Ontology-Based Analysis of Online Healthcare Data
- Author(s): Wiley, Matthew Thomas
- Advisor(s): Hristidis (Christidis), Vagelis (Evangelos)
- et al.
The wide-spread adoption of electronic health records combined with the surge of online healthcare data have created unique data analysis challenges at the intersection of computing and healthcare. These challenges include extracting meaningful concepts from clinical notes and online social networks, as well as defining scalable algorithms and knowledge discovery techniques that utilize domain-specific knowledge representations, such as biomedical ontologies. Several ontologies have been built for the healthcare domains, which include information on diseases, procedures, drugs, and relationships between them.

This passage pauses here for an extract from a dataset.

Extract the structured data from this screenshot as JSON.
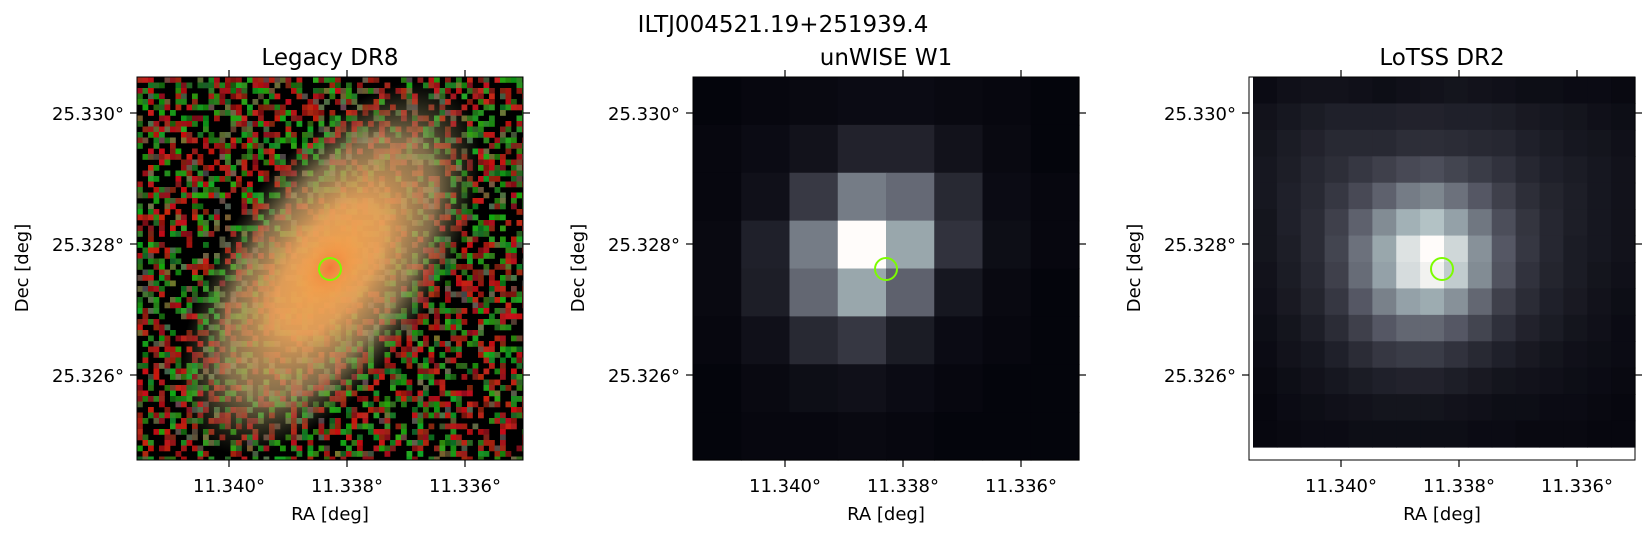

As a first research contribution, we study how to efficiently find medical documents semantically similar to a given document. An application of this is finding patients similar to a current patient.
We define a novel algorithm for computing similarity between two sets of documents, where each document is a set of medical concepts represented by an ontology. We evaluate the scalability and performance of our methods using a real dataset of electronic health records.
Our second research contribution studies how predict medical concepts in a patient’s health record. For that, we then consider the sequence of notes in the current patient’s healthcare record, and use the records of similar patients to predict the current patient’s future diagnoses.
Our third contribution is the analysis of the relationship between a health online social network’s characteristics, such as moderation or anonymity, and its content – we focus on pharmaceutical drug discussions. The proposed techniques include novel methods for extracting and analyzing medical concepts from social media posts. We evaluate these techniques with several online social networks, and show how each type of online social network influences its pharmaceutical-related discussions.
Lastly, we propose a data-driven analysis to discover how the quality indicators of individual healthcare providers, such as peer awards, are associated with a rich set of attributes, such as years of experience, found in publicly available datasets. Our proposed analysis pipeline includes novel methods for mapping entities across multiple sources, building classifiers of provider quality, and identifying localized attributes of provider quality.